El niño que está familiarizado con los cuentos de hadas comprende que éstos le hablan en el lenguaje de los símbolos y no en el de la realidad cotidiana. El cuento nos transmite la idea, desde su principio y, a través del desarrollo de su argumento, hasta el final, de que lo que se nos dice no son hechos tangibles ni lugares y personas reales. En cuanto al niño, los acontecimientos de la realidad llegan a ser importantes a través del significado simbólico que él les atribuye o que encuentra en ellos.
«Érase una vez», «en un lejano país», «hace más de mil años», «cuando los animales hablaban», «érase una vez un viejo castillo en medio de un enorme y frondoso bosque», estos principios sugieren que lo que sigue no pertenece al aquí y al ahora que conocemos. Esta deliberada vaguedad de los principios de los cuentos de hadas simboliza el abandono del mundo concreto de la realidad cotidiana.
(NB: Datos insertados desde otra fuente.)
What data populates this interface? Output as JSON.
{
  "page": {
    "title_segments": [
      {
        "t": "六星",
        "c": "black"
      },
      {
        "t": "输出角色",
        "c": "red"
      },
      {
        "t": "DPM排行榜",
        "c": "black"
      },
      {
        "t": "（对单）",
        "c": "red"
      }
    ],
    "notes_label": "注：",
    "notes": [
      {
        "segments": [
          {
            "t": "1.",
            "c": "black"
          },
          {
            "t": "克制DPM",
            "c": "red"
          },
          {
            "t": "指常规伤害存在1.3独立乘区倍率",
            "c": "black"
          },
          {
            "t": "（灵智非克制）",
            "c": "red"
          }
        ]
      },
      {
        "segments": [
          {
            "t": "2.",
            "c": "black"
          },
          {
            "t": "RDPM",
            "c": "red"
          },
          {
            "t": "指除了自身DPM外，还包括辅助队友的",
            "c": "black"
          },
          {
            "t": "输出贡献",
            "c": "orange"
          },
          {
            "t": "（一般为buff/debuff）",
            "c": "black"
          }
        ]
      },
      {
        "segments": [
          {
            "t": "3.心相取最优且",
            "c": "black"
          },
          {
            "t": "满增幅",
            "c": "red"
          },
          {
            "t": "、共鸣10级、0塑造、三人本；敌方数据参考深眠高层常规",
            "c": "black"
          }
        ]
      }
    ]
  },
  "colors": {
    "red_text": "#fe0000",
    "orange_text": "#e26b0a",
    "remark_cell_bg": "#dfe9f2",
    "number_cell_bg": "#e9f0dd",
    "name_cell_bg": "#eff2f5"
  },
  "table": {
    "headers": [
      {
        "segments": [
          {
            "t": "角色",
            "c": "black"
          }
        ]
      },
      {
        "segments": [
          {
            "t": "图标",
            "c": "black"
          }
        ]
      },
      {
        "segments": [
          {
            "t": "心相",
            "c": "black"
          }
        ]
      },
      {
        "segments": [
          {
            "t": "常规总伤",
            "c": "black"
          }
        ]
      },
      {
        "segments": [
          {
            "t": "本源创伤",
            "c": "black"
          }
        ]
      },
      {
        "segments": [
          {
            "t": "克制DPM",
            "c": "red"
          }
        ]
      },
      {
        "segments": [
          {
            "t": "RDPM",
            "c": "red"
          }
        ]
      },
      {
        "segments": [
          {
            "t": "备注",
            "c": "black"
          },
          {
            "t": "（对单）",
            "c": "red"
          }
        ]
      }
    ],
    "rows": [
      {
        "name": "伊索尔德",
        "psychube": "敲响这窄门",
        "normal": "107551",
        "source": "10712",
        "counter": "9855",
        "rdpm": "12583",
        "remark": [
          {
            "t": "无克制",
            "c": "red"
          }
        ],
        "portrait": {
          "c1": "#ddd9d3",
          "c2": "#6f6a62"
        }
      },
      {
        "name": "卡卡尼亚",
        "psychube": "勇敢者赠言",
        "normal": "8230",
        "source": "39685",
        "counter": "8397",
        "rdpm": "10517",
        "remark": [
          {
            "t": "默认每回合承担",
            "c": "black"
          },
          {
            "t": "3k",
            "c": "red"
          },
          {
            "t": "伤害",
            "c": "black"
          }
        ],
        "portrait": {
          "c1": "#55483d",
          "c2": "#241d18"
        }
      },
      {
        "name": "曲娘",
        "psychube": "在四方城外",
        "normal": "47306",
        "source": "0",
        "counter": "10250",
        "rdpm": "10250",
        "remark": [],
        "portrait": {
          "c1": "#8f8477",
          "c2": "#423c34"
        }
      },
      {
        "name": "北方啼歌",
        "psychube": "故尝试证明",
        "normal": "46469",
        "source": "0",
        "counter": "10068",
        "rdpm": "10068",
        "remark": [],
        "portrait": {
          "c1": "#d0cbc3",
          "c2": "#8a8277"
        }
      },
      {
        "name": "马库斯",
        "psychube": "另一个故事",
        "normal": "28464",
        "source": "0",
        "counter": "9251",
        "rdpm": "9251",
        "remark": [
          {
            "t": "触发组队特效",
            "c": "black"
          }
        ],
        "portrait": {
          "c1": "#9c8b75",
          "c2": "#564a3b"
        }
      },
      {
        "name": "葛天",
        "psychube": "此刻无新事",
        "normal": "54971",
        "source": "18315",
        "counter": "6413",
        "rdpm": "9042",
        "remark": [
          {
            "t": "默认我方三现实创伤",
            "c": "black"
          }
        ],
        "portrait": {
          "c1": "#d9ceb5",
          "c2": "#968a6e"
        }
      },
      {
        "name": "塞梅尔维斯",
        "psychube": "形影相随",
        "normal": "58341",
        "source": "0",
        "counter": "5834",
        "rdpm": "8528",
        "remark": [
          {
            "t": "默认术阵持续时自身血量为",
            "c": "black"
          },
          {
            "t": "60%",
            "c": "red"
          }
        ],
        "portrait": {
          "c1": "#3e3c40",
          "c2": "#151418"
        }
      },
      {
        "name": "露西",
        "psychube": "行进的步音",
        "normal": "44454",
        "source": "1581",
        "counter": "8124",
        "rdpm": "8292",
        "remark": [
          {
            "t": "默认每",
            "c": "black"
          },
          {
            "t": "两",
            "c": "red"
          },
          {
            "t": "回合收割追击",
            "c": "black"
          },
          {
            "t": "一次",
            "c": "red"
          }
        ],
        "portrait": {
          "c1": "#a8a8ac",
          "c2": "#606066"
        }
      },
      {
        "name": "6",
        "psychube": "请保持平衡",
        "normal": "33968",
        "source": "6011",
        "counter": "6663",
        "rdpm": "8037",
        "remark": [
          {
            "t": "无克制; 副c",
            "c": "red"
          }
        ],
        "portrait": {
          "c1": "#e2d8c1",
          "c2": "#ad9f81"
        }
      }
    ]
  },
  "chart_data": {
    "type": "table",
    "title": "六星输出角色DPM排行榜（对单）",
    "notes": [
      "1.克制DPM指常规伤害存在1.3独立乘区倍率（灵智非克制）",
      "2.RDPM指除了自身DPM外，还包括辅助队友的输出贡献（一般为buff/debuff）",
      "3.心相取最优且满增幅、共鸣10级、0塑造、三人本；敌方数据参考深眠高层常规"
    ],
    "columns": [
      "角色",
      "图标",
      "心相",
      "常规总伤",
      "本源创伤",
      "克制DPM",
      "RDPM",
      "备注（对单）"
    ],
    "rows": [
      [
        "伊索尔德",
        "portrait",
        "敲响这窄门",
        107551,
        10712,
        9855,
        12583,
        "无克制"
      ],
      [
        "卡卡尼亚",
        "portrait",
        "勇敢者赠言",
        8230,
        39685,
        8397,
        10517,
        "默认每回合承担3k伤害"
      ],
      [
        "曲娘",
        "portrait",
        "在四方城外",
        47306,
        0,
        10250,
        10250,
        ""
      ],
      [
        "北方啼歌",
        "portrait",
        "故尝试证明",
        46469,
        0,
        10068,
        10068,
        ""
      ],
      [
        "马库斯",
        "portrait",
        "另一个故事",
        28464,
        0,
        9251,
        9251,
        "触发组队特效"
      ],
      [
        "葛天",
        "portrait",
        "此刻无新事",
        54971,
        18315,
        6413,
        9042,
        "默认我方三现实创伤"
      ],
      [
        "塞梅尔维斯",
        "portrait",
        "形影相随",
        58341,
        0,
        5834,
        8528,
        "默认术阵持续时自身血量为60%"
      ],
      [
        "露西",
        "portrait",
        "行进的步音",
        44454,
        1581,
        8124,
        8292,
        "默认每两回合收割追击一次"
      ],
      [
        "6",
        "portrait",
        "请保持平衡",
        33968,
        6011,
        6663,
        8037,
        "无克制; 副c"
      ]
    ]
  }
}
Viejos castillos, oscuras cuevas, habitaciones cerradas en las que está prohibida la entrada, bosques impenetrables, sugieren que algo oculto nos va a ser revelado, mientras el «hace mucho tiempo» implica que vamos a aprender cosas sobre acontecimientos de tiempos remotos.
Los Hermanos Grimm no hubieran podido empezar su colección de cuentos con una frase más significativa que la que da comienzo a su primer relato «El rey rana». Dice así: «En tiempos remotos, cuando bastaba desear una cosa para que se cumpliera, vivía un rey, cuyas hijas eran muy hermosas; la más pequeña era tan bella que el sol, que ha visto tantas cosas, se quedaba extasiado cada vez que iluminaba su cara». Este principio localiza la historia en una época típica de los cuentos: tiempo remoto en que creíamos que nuestros deseos podían, si no mover montañas, sí por lo menos cambiar nuestro destino; y en que, bajo nuestra perspectiva animista del mundo, el sol tomaba en cuenta, y reaccionaba ante los acontecimientos terrenales. La belleza sobrenatural de la muchacha, el cumplimiento de los deseos y el ensimismamiento del sol representan la absoluta singularidad de este hecho. Estas son las coordenadas que sitúan la historia no en el tiempo y el espacio de la realidad externa, sino en un estado mental, característico de la juventud. Al ocupar ese lugar, el cuento puede cultivar este aspecto mejor que ninguna otra clase de literatura.